Local communites between Crewe and Birmingham to benefit from £8 million HS2 funding


HS2 Minister Nusrat Ghani, announced that £8 million of government funding will create new woodlands and deliver safer roads on the route of Britain’s new railway system

The announcement was made during the launch of HS2’s ‘Green Corridor‘ in Kenliworth, where the minister supported HS2’s plans to connect wildlife habitats and native woodlands along the length of the route.

The move will ensure that HS2 sets a new environmental standard for construction projects.
An extra £2 million will help landowners along the route between Birmingham and Crewe to plant new trees in the area.

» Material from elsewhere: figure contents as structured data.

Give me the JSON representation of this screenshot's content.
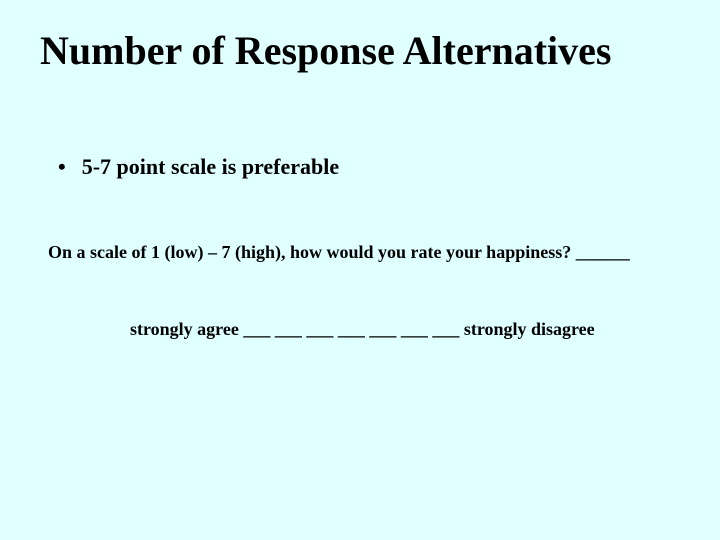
{
  "background_color": "#e0ffff",
  "text_color": "#000000",
  "font_family": "Times New Roman",
  "title": {
    "text": "Number of Response Alternatives",
    "fontsize": 40,
    "weight": "bold"
  },
  "bullet": {
    "marker": "•",
    "text": "5-7 point scale is preferable",
    "fontsize": 22,
    "weight": "bold"
  },
  "body_line_1": {
    "text": "On a scale of 1 (low) – 7 (high), how would you rate your happiness? ______",
    "fontsize": 18,
    "weight": "bold"
  },
  "body_line_2": {
    "text": "strongly agree ___ ___ ___ ___ ___ ___ ___ strongly disagree",
    "fontsize": 18,
    "weight": "bold"
  }
}
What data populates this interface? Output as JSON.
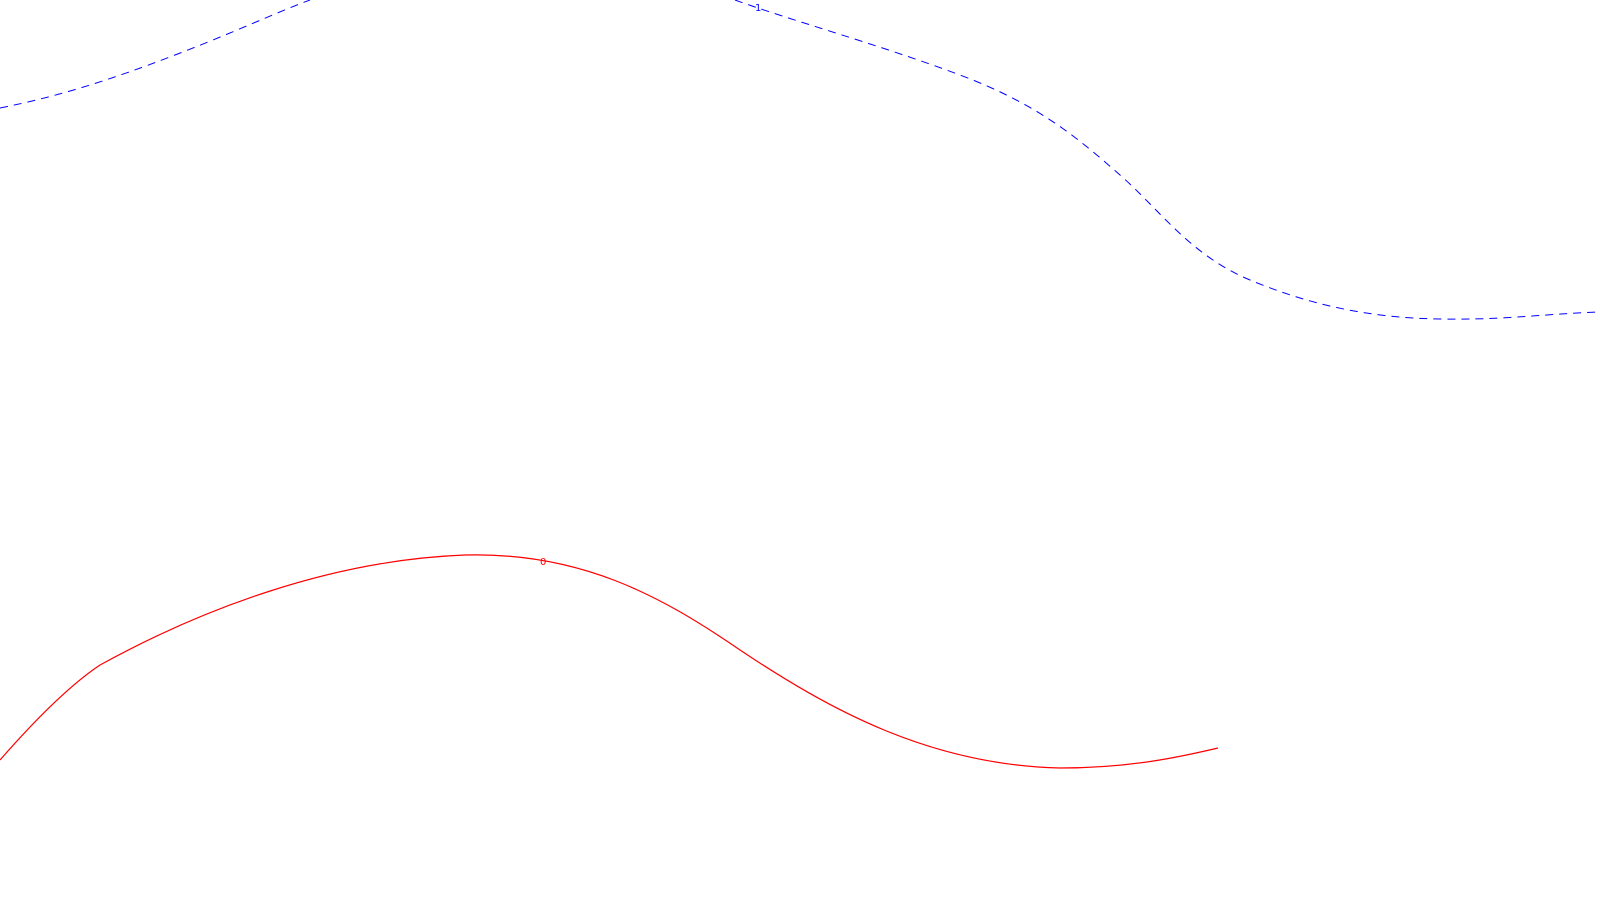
{
  "curves": [
    {
      "id": "curve-1",
      "label": "1",
      "color": "#0000ff",
      "style": "dashed"
    },
    {
      "id": "curve-0",
      "label": "0",
      "color": "#ff0000",
      "style": "solid"
    }
  ]
}
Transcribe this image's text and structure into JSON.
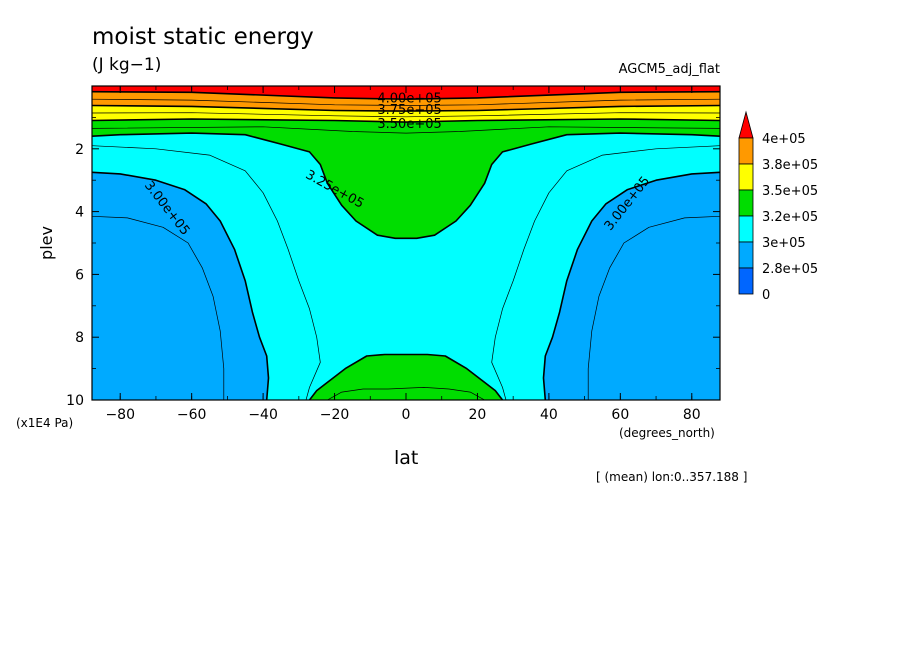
{
  "chart_data": {
    "type": "contour",
    "title": "moist static energy",
    "units": "(J kg−1)",
    "run_label": "AGCM5_adj_flat",
    "xlabel": "lat",
    "x_units": "(degrees_north)",
    "ylabel": "plev",
    "y_units": "(x1E4 Pa)",
    "note": "[ (mean) lon:0..357.188 ]",
    "xlim": [
      -87.9,
      87.9
    ],
    "ylim": [
      10,
      0
    ],
    "x_ticks": [
      "−80",
      "−60",
      "−40",
      "−20",
      "0",
      "20",
      "40",
      "60",
      "80"
    ],
    "x_tick_values": [
      -80,
      -60,
      -40,
      -20,
      0,
      20,
      40,
      60,
      80
    ],
    "y_ticks": [
      "2",
      "4",
      "6",
      "8",
      "10"
    ],
    "y_tick_values": [
      2,
      4,
      6,
      8,
      10
    ],
    "contour_labels": [
      "4.00e+05",
      "3.75e+05",
      "3.50e+05",
      "3.25e+05",
      "3.00e+05",
      "3.00e+05"
    ],
    "colorbar": {
      "labels": [
        "4e+05",
        "3.8e+05",
        "3.5e+05",
        "3.2e+05",
        "3e+05",
        "2.8e+05",
        "0"
      ],
      "colors": [
        "#ff0000",
        "#ff9900",
        "#ffff00",
        "#00dd00",
        "#00ffff",
        "#00aaff",
        "#0066ff"
      ],
      "extend_top": true
    },
    "regions": [
      {
        "name": "3e+05-3.25e+05",
        "color": "#00ffff",
        "polygon": [
          [
            -87.9,
            10
          ],
          [
            87.9,
            10
          ],
          [
            87.9,
            0
          ],
          [
            -87.9,
            0
          ]
        ]
      },
      {
        "name": "2.75e+05-3e+05 south",
        "color": "#00aaff",
        "polygon": [
          [
            -87.9,
            2.75
          ],
          [
            -80,
            2.8
          ],
          [
            -70,
            3.0
          ],
          [
            -62,
            3.3
          ],
          [
            -56,
            3.75
          ],
          [
            -52,
            4.3
          ],
          [
            -48,
            5.2
          ],
          [
            -45,
            6.2
          ],
          [
            -43,
            7.2
          ],
          [
            -41,
            8.0
          ],
          [
            -39,
            8.6
          ],
          [
            -38.5,
            9.3
          ],
          [
            -39,
            10
          ],
          [
            -87.9,
            10
          ]
        ]
      },
      {
        "name": "2.75e+05-3e+05 north",
        "color": "#00aaff",
        "polygon": [
          [
            87.9,
            2.75
          ],
          [
            80,
            2.8
          ],
          [
            70,
            3.0
          ],
          [
            62,
            3.3
          ],
          [
            56,
            3.75
          ],
          [
            52,
            4.3
          ],
          [
            48,
            5.2
          ],
          [
            45,
            6.2
          ],
          [
            43,
            7.2
          ],
          [
            41,
            8.0
          ],
          [
            39,
            8.6
          ],
          [
            38.5,
            9.3
          ],
          [
            39,
            10
          ],
          [
            87.9,
            10
          ]
        ]
      },
      {
        "name": "3.25e+05-3.5e+05",
        "color": "#00dd00",
        "polygon": [
          [
            -87.9,
            1.6
          ],
          [
            -80,
            1.55
          ],
          [
            -60,
            1.5
          ],
          [
            -45,
            1.55
          ],
          [
            -35,
            1.85
          ],
          [
            -27,
            2.1
          ],
          [
            -24,
            2.5
          ],
          [
            -22,
            3.1
          ],
          [
            -18,
            3.8
          ],
          [
            -14,
            4.3
          ],
          [
            -8,
            4.75
          ],
          [
            -3,
            4.85
          ],
          [
            3,
            4.85
          ],
          [
            8,
            4.75
          ],
          [
            14,
            4.3
          ],
          [
            18,
            3.8
          ],
          [
            22,
            3.1
          ],
          [
            24,
            2.5
          ],
          [
            27,
            2.1
          ],
          [
            35,
            1.85
          ],
          [
            45,
            1.55
          ],
          [
            60,
            1.5
          ],
          [
            80,
            1.55
          ],
          [
            87.9,
            1.6
          ],
          [
            87.9,
            0
          ],
          [
            -87.9,
            0
          ]
        ]
      },
      {
        "name": "3.25e+05-3.5e+05 surface",
        "color": "#00dd00",
        "polygon": [
          [
            -27,
            10
          ],
          [
            -25,
            9.7
          ],
          [
            -21,
            9.35
          ],
          [
            -17,
            9.0
          ],
          [
            -11,
            8.6
          ],
          [
            -6,
            8.55
          ],
          [
            6,
            8.55
          ],
          [
            11,
            8.6
          ],
          [
            17,
            9.0
          ],
          [
            21,
            9.35
          ],
          [
            25,
            9.7
          ],
          [
            27,
            10
          ]
        ]
      },
      {
        "name": "3.5e+05-3.75e+05",
        "color": "#ffff00",
        "polygon": [
          [
            -87.9,
            1.1
          ],
          [
            -60,
            1.05
          ],
          [
            -20,
            1.1
          ],
          [
            0,
            1.15
          ],
          [
            20,
            1.1
          ],
          [
            60,
            1.05
          ],
          [
            87.9,
            1.1
          ],
          [
            87.9,
            0
          ],
          [
            -87.9,
            0
          ]
        ]
      },
      {
        "name": "3.75e+05-4e+05",
        "color": "#ff9900",
        "polygon": [
          [
            -87.9,
            0.62
          ],
          [
            -60,
            0.65
          ],
          [
            -20,
            0.78
          ],
          [
            0,
            0.8
          ],
          [
            20,
            0.78
          ],
          [
            60,
            0.65
          ],
          [
            87.9,
            0.62
          ],
          [
            87.9,
            0
          ],
          [
            -87.9,
            0
          ]
        ]
      },
      {
        "name": ">4e+05",
        "color": "#ff0000",
        "polygon": [
          [
            -87.9,
            0.18
          ],
          [
            -60,
            0.2
          ],
          [
            -20,
            0.38
          ],
          [
            0,
            0.42
          ],
          [
            20,
            0.38
          ],
          [
            60,
            0.2
          ],
          [
            87.9,
            0.18
          ],
          [
            87.9,
            0
          ],
          [
            -87.9,
            0
          ]
        ]
      }
    ],
    "contours": [
      {
        "level": "3.00e+05",
        "bold": true,
        "points": [
          [
            -87.9,
            2.75
          ],
          [
            -80,
            2.8
          ],
          [
            -70,
            3.0
          ],
          [
            -62,
            3.3
          ],
          [
            -56,
            3.75
          ],
          [
            -52,
            4.3
          ],
          [
            -48,
            5.2
          ],
          [
            -45,
            6.2
          ],
          [
            -43,
            7.2
          ],
          [
            -41,
            8.0
          ],
          [
            -39,
            8.6
          ],
          [
            -38.5,
            9.3
          ],
          [
            -39,
            10
          ]
        ]
      },
      {
        "level": "3.00e+05",
        "bold": true,
        "points": [
          [
            87.9,
            2.75
          ],
          [
            80,
            2.8
          ],
          [
            70,
            3.0
          ],
          [
            62,
            3.3
          ],
          [
            56,
            3.75
          ],
          [
            52,
            4.3
          ],
          [
            48,
            5.2
          ],
          [
            45,
            6.2
          ],
          [
            43,
            7.2
          ],
          [
            41,
            8.0
          ],
          [
            39,
            8.6
          ],
          [
            38.5,
            9.3
          ],
          [
            39,
            10
          ]
        ]
      },
      {
        "level": "2.875e+05",
        "bold": false,
        "points": [
          [
            -87.9,
            4.15
          ],
          [
            -78,
            4.2
          ],
          [
            -68,
            4.5
          ],
          [
            -61,
            5.0
          ],
          [
            -57,
            5.8
          ],
          [
            -54,
            6.7
          ],
          [
            -52,
            7.8
          ],
          [
            -51,
            9.0
          ],
          [
            -51,
            10
          ]
        ]
      },
      {
        "level": "2.875e+05",
        "bold": false,
        "points": [
          [
            87.9,
            4.15
          ],
          [
            78,
            4.2
          ],
          [
            68,
            4.5
          ],
          [
            61,
            5.0
          ],
          [
            57,
            5.8
          ],
          [
            54,
            6.7
          ],
          [
            52,
            7.8
          ],
          [
            51,
            9.0
          ],
          [
            51,
            10
          ]
        ]
      },
      {
        "level": "3.125e+05",
        "bold": false,
        "points": [
          [
            -87.9,
            1.9
          ],
          [
            -70,
            2.0
          ],
          [
            -55,
            2.2
          ],
          [
            -45,
            2.7
          ],
          [
            -40,
            3.4
          ],
          [
            -36,
            4.3
          ],
          [
            -33,
            5.2
          ],
          [
            -30,
            6.2
          ],
          [
            -27,
            7.1
          ],
          [
            -25,
            8.0
          ],
          [
            -24,
            8.8
          ],
          [
            -27,
            9.6
          ],
          [
            -28,
            10
          ]
        ]
      },
      {
        "level": "3.125e+05",
        "bold": false,
        "points": [
          [
            87.9,
            1.9
          ],
          [
            70,
            2.0
          ],
          [
            55,
            2.2
          ],
          [
            45,
            2.7
          ],
          [
            40,
            3.4
          ],
          [
            36,
            4.3
          ],
          [
            33,
            5.2
          ],
          [
            30,
            6.2
          ],
          [
            27,
            7.1
          ],
          [
            25,
            8.0
          ],
          [
            24,
            8.8
          ],
          [
            27,
            9.6
          ],
          [
            28,
            10
          ]
        ]
      },
      {
        "level": "3.25e+05",
        "bold": true,
        "points": [
          [
            -87.9,
            1.6
          ],
          [
            -80,
            1.55
          ],
          [
            -60,
            1.5
          ],
          [
            -45,
            1.55
          ],
          [
            -35,
            1.85
          ],
          [
            -27,
            2.1
          ],
          [
            -24,
            2.5
          ],
          [
            -22,
            3.1
          ],
          [
            -18,
            3.8
          ],
          [
            -14,
            4.3
          ],
          [
            -8,
            4.75
          ],
          [
            -3,
            4.85
          ],
          [
            3,
            4.85
          ],
          [
            8,
            4.75
          ],
          [
            14,
            4.3
          ],
          [
            18,
            3.8
          ],
          [
            22,
            3.1
          ],
          [
            24,
            2.5
          ],
          [
            27,
            2.1
          ],
          [
            35,
            1.85
          ],
          [
            45,
            1.55
          ],
          [
            60,
            1.5
          ],
          [
            80,
            1.55
          ],
          [
            87.9,
            1.6
          ]
        ]
      },
      {
        "level": "3.25e+05",
        "bold": true,
        "points": [
          [
            -27,
            10
          ],
          [
            -25,
            9.7
          ],
          [
            -21,
            9.35
          ],
          [
            -17,
            9.0
          ],
          [
            -11,
            8.6
          ],
          [
            -6,
            8.55
          ],
          [
            6,
            8.55
          ],
          [
            11,
            8.6
          ],
          [
            17,
            9.0
          ],
          [
            21,
            9.35
          ],
          [
            25,
            9.7
          ],
          [
            27,
            10
          ]
        ]
      },
      {
        "level": "3.375e+05",
        "bold": false,
        "points": [
          [
            -87.9,
            1.35
          ],
          [
            -40,
            1.3
          ],
          [
            -15,
            1.45
          ],
          [
            0,
            1.5
          ],
          [
            15,
            1.45
          ],
          [
            40,
            1.3
          ],
          [
            87.9,
            1.35
          ]
        ]
      },
      {
        "level": "3.375e+05",
        "bold": false,
        "points": [
          [
            -22,
            10
          ],
          [
            -18,
            9.75
          ],
          [
            -12,
            9.65
          ],
          [
            -5,
            9.65
          ],
          [
            5,
            9.6
          ],
          [
            12,
            9.65
          ],
          [
            18,
            9.75
          ],
          [
            22,
            10
          ]
        ]
      },
      {
        "level": "3.50e+05",
        "bold": true,
        "points": [
          [
            -87.9,
            1.1
          ],
          [
            -60,
            1.05
          ],
          [
            -20,
            1.1
          ],
          [
            0,
            1.15
          ],
          [
            20,
            1.1
          ],
          [
            60,
            1.05
          ],
          [
            87.9,
            1.1
          ]
        ]
      },
      {
        "level": "3.625e+05",
        "bold": false,
        "points": [
          [
            -87.9,
            0.86
          ],
          [
            -60,
            0.85
          ],
          [
            -20,
            0.95
          ],
          [
            0,
            0.98
          ],
          [
            20,
            0.95
          ],
          [
            60,
            0.85
          ],
          [
            87.9,
            0.86
          ]
        ]
      },
      {
        "level": "3.75e+05",
        "bold": true,
        "points": [
          [
            -87.9,
            0.62
          ],
          [
            -60,
            0.65
          ],
          [
            -20,
            0.78
          ],
          [
            0,
            0.8
          ],
          [
            20,
            0.78
          ],
          [
            60,
            0.65
          ],
          [
            87.9,
            0.62
          ]
        ]
      },
      {
        "level": "3.875e+05",
        "bold": false,
        "points": [
          [
            -87.9,
            0.42
          ],
          [
            -60,
            0.45
          ],
          [
            -20,
            0.6
          ],
          [
            0,
            0.62
          ],
          [
            20,
            0.6
          ],
          [
            60,
            0.45
          ],
          [
            87.9,
            0.42
          ]
        ]
      },
      {
        "level": "4.00e+05",
        "bold": true,
        "points": [
          [
            -87.9,
            0.18
          ],
          [
            -60,
            0.2
          ],
          [
            -20,
            0.38
          ],
          [
            0,
            0.42
          ],
          [
            20,
            0.38
          ],
          [
            60,
            0.2
          ],
          [
            87.9,
            0.18
          ]
        ]
      }
    ],
    "label_positions": [
      {
        "text_index": 0,
        "x": 1,
        "y": 0.42,
        "angle": 0
      },
      {
        "text_index": 1,
        "x": 1,
        "y": 0.78,
        "angle": 0
      },
      {
        "text_index": 2,
        "x": 1,
        "y": 1.22,
        "angle": 0
      },
      {
        "text_index": 3,
        "x": -20,
        "y": 3.3,
        "angle": 29
      },
      {
        "text_index": 4,
        "x": -67,
        "y": 3.9,
        "angle": 52
      },
      {
        "text_index": 5,
        "x": 62,
        "y": 3.75,
        "angle": -52
      }
    ]
  }
}
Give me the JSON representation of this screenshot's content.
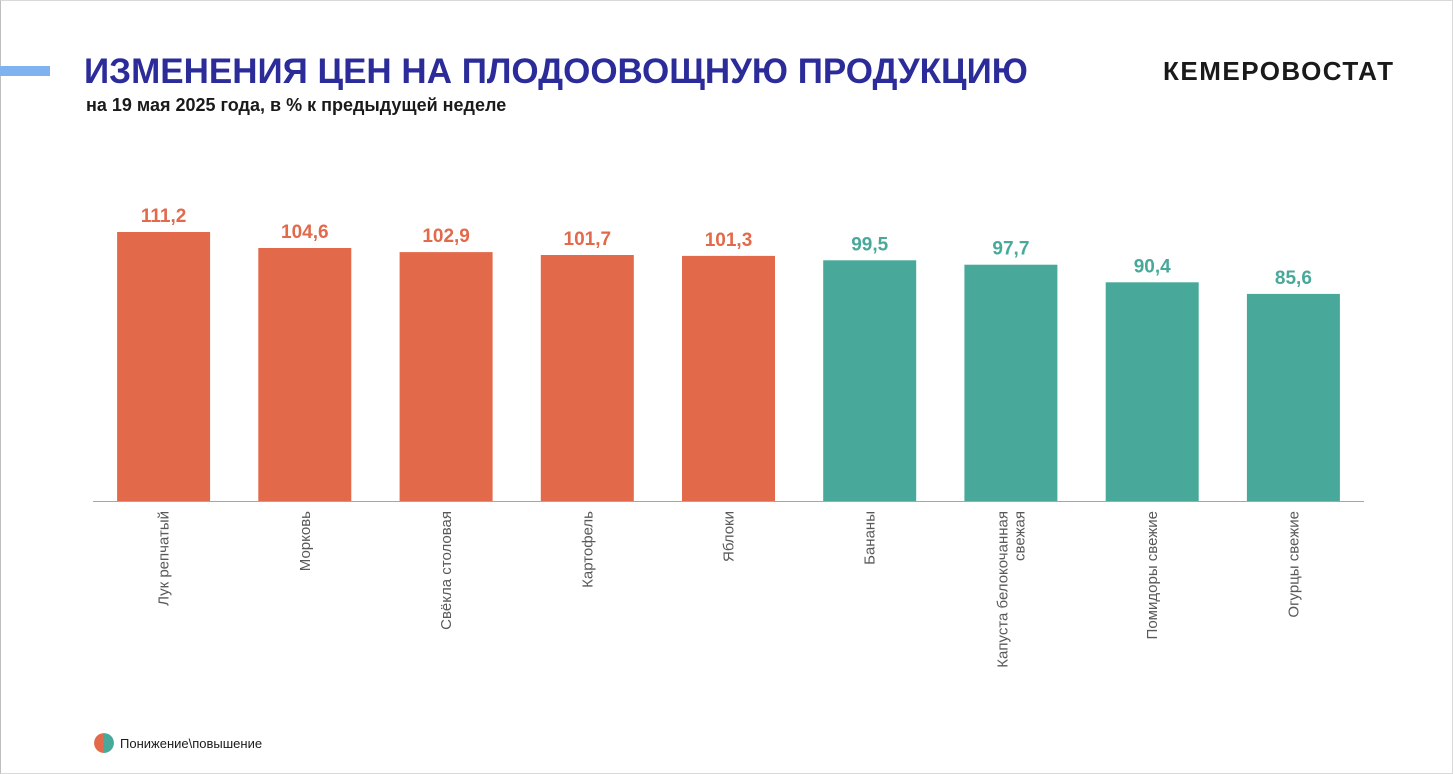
{
  "header": {
    "title": "ИЗМЕНЕНИЯ ЦЕН НА ПЛОДООВОЩНУЮ ПРОДУКЦИЮ",
    "subtitle": "на 19 мая 2025 года, в % к предыдущей неделе",
    "logo": "КЕМЕРОВОСТАТ"
  },
  "colors": {
    "title": "#2b2c9a",
    "increase": "#e2694a",
    "decrease": "#48a99a",
    "accent": "#7fb2ef",
    "axis": "#a6a6a6",
    "category_label": "#595959"
  },
  "legend": {
    "label": "Понижение\\повышение",
    "colors": [
      "#e2694a",
      "#48a99a"
    ]
  },
  "chart_data": {
    "type": "bar",
    "title": "",
    "xlabel": "",
    "ylabel": "",
    "ylim": [
      0,
      111.2
    ],
    "grid": false,
    "legend_position": "bottom-left",
    "categories": [
      "Лук репчатый",
      "Морковь",
      "Свёкла столовая",
      "Картофель",
      "Яблоки",
      "Бананы",
      "Капуста белокочанная свежая",
      "Помидоры свежие",
      "Огурцы свежие"
    ],
    "values": [
      111.2,
      104.6,
      102.9,
      101.7,
      101.3,
      99.5,
      97.7,
      90.4,
      85.6
    ],
    "value_labels": [
      "111,2",
      "104,6",
      "102,9",
      "101,7",
      "101,3",
      "99,5",
      "97,7",
      "90,4",
      "85,6"
    ],
    "direction": [
      "increase",
      "increase",
      "increase",
      "increase",
      "increase",
      "decrease",
      "decrease",
      "decrease",
      "decrease"
    ]
  }
}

Commenting on the news, HS2 Minister Nusrat Ghani said:

“As we deliver the new high speed railway our country needs, driving forward economic growth and better journeys for passengers, it is imperative we set a new standard for protecting and enhancing our diverse woodlands and wildlife.

“HS2’s ‘Green Corridor’ is one of the most significant tree-planting and habitat creation projects ever undertaken in this country.

“That’s why the government is backing it with an additional £2 million for the Woodland Fund to support the creation of native woodland and restore existing ancient woodland sites between Birmingham and Crewe.

“We are also committed to putting in place a positive legacy of road safety improvements. An extra £6.5 million of funding for local authorities on Birmingham to Crewe route will ensure communities in the region see and share in the extraordinary benefits of Britain’s new railway.”

The extra £6.5 million towards the HS2 Road Safety Fund means that towns and villages on the route from London to Crewe will have more than £35 million of government funding to deliver and support improvements for pedestrians, cyclists and drivers.

Phase one of HS2’s ‘Green Corridor’ will see 7 million new trees and shrubs planted along the railway alone, using native UK species such as oak, silver birch, wild cherry, hornbeam and holly.

The ‘Green Corridor’ will create nine square kilometres of new native woodlands, as well as custom-built habitats for species including bats, badgers and great crested newts.